How far he’s come from humble beginnings

I lived for a stretch in Sen. Lindsey Graham’s one-stoplight hometown in South Carolina. He tended bar in the restaurant/bar/pool hall/liquor store his parents owned. A neighbor was converting an old church into a home and building a second floor out over the sanctuary (above). Checking Google Maps, there’s nothing left now of the decrepit “ghost house” we lived in but the foundation. They’ve moved the police department and post office out of “downtown.” Built some apartments for university kids. Not a lot else has changed.

But Lindsey Graham sure has. From The ReidOut blog:

Appearing on Fox News, Sen. Lindsey Graham tried his hardest to separate Donald Trump from the controversy surrounding North Carolina gubernatorial candidate Mark Robinson. The South Carolina Republican is predictably standing by his man Trump, but the irony in his excuses is too obvious to ignore.

CNN reported last week that Robinson, whom Trump has called “Martin Luther King on steroids,” had once described himself as a Black Nazi and longed for the return of slavery on a pornographic website’s message board; Robinson has denied making the posts.

Graham said on NBC News’ “Meet the Press” over the weekend that Robinson must defend himself.
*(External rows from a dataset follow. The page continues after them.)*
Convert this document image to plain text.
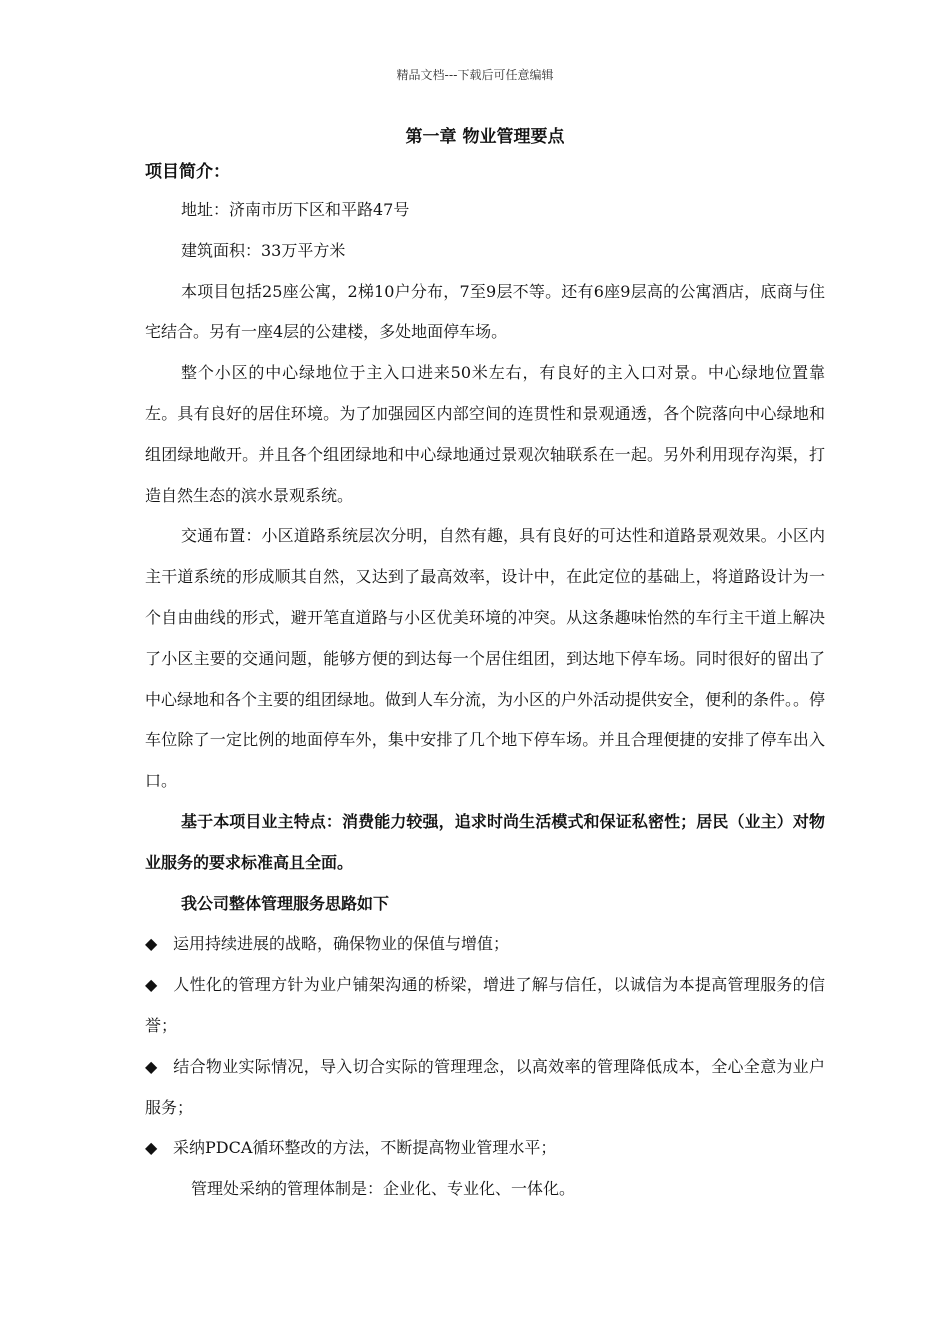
精品文档---下载后可任意编辑
第一章 物业管理要点
项目简介：

地址：济南市历下区和平路47号

建筑面积：33万平方米

本项目包括25座公寓，2梯10户分布，7至9层不等。还有6座9层高的公寓酒店，底商与住宅结合。另有一座4层的公建楼，多处地面停车场。

整个小区的中心绿地位于主入口进来50米左右，有良好的主入口对景。中心绿地位置靠左。具有良好的居住环境。为了加强园区内部空间的连贯性和景观通透，各个院落向中心绿地和组团绿地敞开。并且各个组团绿地和中心绿地通过景观次轴联系在一起。另外利用现存沟渠，打造自然生态的滨水景观系统。

交通布置：小区道路系统层次分明，自然有趣，具有良好的可达性和道路景观效果。小区内主干道系统的形成顺其自然，又达到了最高效率，设计中，在此定位的基础上，将道路设计为一个自由曲线的形式，避开笔直道路与小区优美环境的冲突。从这条趣味怡然的车行主干道上解决了小区主要的交通问题，能够方便的到达每一个居住组团，到达地下停车场。同时很好的留出了中心绿地和各个主要的组团绿地。做到人车分流，为小区的户外活动提供安全，便利的条件。。停车位除了一定比例的地面停车外，集中安排了几个地下停车场。并且合理便捷的安排了停车出入口。

基于本项目业主特点：消费能力较强，追求时尚生活模式和保证私密性；居民（业主）对物业服务的要求标准高且全面。

我公司整体管理服务思路如下

◆ 运用持续进展的战略，确保物业的保值与增值；

◆ 人性化的管理方针为业户铺架沟通的桥梁，增进了解与信任，以诚信为本提高管理服务的信誉；

◆ 结合物业实际情况，导入切合实际的管理理念，以高效率的管理降低成本，全心全意为业户服务；

◆ 采纳PDCA循环整改的方法，不断提高物业管理水平；

管理处采纳的管理体制是：企业化、专业化、一体化。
Speaking with Sean Hannity a day later, he sounded ready to throw Robinson under the bus.

Democrats are “trying to make people believe that Donald Trump somehow’s involved with Mar— with the Robinson guy,” Graham said, obscuring Robinson’s name.

Of course, it’s not all that hard to make people believe Trump is somehow involved with Robinson, considering that the former president has endorsed him and repeatedly praised him — and even held a fundraiser for him at Mar-a-Lago.

Graham also told Hannity: “It would be unfair to say that somebody you wrote a letter about or even your own pastor — you own every stupid thing they did. We’d be crucified politically if we did that.”

Ja’han Jones continues:

Of course, Republicans did do what Graham described — to Barack Obama, when they attacked the then-presidential candidate in 2008 over remarks made by Jeremiah Wright, his pastor at the time.

Wright and Robinson are not one and the same. But it’s worth noting that Obama ultimately did denounce Wright. And Republicans still sought to use Wright as a cudgel to attack him years later.

It’s exhausting to even point out the hypocrisy anymore. They have no shame. In its place is breathtaking enmity towards immigrants.